As a mentor, my overall goal is to encourage undergraduate students and teachers to learn by discovery as opposed to passive listening.
-Excerpts from Dr. Seshaiyer's mentoring statement
Amarda Shehu (Department of Computer Science; VSE)
My hope is that one day all the undergraduate students I have touched and affected will look back and say that they envisioned themselves as leaders all along, and that the interleaving of education and research at Mason sparked their great adventure and set them well-equipped in their journey.
This is my mentoring philosophy in a nutshell; provide opportunities, skills, and the support that students need to envision themselves as the leaders of tomorrow.

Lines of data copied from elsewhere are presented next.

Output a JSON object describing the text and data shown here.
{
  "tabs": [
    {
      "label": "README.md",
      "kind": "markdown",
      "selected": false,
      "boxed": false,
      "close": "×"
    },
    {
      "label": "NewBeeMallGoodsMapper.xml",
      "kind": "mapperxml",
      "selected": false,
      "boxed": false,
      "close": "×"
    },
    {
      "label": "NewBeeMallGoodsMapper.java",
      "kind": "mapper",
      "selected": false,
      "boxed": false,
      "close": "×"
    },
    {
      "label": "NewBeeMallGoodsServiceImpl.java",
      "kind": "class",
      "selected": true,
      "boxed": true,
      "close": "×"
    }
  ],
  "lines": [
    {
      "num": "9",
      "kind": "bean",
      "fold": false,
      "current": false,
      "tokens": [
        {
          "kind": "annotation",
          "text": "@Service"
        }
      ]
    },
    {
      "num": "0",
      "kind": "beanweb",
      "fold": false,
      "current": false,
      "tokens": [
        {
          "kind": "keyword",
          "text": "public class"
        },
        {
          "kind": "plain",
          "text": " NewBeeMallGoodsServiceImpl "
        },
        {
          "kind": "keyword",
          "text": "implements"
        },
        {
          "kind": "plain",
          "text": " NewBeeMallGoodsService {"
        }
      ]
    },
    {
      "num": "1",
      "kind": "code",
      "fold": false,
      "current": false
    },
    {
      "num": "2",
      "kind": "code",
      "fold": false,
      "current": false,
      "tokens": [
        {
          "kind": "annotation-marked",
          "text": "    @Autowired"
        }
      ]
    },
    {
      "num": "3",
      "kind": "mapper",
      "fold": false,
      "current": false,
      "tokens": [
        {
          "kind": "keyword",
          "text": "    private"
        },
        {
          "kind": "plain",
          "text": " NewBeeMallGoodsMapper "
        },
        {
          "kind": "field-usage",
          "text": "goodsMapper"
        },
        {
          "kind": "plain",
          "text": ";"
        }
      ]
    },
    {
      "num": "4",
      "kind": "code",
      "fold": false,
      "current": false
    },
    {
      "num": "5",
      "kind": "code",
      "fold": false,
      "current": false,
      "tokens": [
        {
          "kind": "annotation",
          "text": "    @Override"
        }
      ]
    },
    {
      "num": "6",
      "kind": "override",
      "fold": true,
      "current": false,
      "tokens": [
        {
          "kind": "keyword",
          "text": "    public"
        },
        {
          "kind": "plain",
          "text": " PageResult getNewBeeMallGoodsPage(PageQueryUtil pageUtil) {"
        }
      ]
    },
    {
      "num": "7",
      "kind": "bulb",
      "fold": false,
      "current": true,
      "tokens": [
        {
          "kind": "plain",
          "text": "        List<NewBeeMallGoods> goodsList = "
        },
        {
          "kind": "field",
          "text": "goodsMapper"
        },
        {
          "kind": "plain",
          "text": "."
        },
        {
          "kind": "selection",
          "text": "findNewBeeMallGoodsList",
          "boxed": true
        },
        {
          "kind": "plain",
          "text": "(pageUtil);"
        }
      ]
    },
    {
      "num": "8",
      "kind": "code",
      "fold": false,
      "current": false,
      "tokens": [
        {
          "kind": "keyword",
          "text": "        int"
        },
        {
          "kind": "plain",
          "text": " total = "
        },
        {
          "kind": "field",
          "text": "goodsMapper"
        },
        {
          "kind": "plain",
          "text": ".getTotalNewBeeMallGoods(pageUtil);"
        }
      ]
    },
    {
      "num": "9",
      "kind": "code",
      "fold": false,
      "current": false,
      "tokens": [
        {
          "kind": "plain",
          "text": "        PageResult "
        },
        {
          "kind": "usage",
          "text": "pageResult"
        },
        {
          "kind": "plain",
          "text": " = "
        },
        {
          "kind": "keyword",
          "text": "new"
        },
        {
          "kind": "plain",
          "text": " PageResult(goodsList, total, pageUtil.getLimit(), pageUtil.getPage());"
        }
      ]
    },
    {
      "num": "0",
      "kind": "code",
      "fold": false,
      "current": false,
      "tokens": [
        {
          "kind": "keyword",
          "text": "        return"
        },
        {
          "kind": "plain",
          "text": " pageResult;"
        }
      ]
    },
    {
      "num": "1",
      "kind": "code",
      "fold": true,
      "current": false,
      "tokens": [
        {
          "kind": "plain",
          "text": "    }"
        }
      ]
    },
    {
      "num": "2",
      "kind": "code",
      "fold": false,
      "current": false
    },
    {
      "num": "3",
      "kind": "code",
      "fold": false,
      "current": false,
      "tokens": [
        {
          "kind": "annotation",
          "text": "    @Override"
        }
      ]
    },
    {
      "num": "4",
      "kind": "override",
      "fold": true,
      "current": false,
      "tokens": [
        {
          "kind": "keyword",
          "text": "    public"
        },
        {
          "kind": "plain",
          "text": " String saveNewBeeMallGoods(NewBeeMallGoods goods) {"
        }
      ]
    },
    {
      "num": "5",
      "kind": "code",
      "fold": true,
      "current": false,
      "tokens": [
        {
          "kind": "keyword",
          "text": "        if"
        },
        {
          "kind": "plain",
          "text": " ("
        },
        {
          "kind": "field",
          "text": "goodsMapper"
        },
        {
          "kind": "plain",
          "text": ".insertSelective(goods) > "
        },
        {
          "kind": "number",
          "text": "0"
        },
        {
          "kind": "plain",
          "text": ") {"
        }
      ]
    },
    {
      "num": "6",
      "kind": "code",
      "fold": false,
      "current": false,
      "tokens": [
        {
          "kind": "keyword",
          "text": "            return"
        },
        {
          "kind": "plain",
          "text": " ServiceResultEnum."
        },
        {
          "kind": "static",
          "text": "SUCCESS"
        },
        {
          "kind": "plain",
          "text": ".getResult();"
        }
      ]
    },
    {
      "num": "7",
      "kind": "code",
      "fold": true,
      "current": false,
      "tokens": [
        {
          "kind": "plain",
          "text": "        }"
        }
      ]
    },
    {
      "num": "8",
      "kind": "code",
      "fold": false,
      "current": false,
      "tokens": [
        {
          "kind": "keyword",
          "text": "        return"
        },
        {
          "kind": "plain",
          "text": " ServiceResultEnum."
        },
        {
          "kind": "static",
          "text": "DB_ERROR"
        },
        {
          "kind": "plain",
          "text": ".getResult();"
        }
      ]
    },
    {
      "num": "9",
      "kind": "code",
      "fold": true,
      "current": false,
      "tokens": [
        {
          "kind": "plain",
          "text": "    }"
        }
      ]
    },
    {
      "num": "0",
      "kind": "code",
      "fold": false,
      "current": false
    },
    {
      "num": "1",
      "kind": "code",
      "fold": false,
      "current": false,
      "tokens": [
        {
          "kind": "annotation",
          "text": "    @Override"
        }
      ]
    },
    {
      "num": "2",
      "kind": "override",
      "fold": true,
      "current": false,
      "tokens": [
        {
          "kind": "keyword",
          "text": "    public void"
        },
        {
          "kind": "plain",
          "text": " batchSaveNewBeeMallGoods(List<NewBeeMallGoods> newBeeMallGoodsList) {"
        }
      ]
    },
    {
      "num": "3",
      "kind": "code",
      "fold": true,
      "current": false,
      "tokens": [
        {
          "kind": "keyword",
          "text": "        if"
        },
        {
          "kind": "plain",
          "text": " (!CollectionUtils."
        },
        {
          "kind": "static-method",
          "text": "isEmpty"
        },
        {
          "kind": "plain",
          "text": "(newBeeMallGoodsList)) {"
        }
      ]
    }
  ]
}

Once they do that, there is no nothing hindering their progress and confidence that they can be scholars and researchers.
-Excerpts from Dr. Shehu's mentoring statement
Monique van Hoek (School of Systems Biology; COS)
As a scientist and a professor, I know that having a teacher who is excited by science is one of the key factors in motivating students to choose a scientific degree and profession. My goal is to be one of those teachers for my students, and to convey my knowledge but more importantly my passion for science to both undergraduate and graduate students at George Mason University.
Undergraduate research opportunities are the most powerful outreach program to introduce students to what research is really like, and to show them that they can contribute to science.
-Excerpts from Dr. van Hoek's mentoring statement
Robert Youmans (Department of Psychology; CHSS)
My overriding philosophy for being a successful mentor, one who fosters a culture of student scholarship at Mason, is to motivate undergraduate students to develop an interest in science that is as strong as the one that drives my own research.
In my experience, most students have an inherent curiosity about the world that can be explored via research, and so my goal as a research mentor is to find ways to tap and use that curiosity to motivate student learning.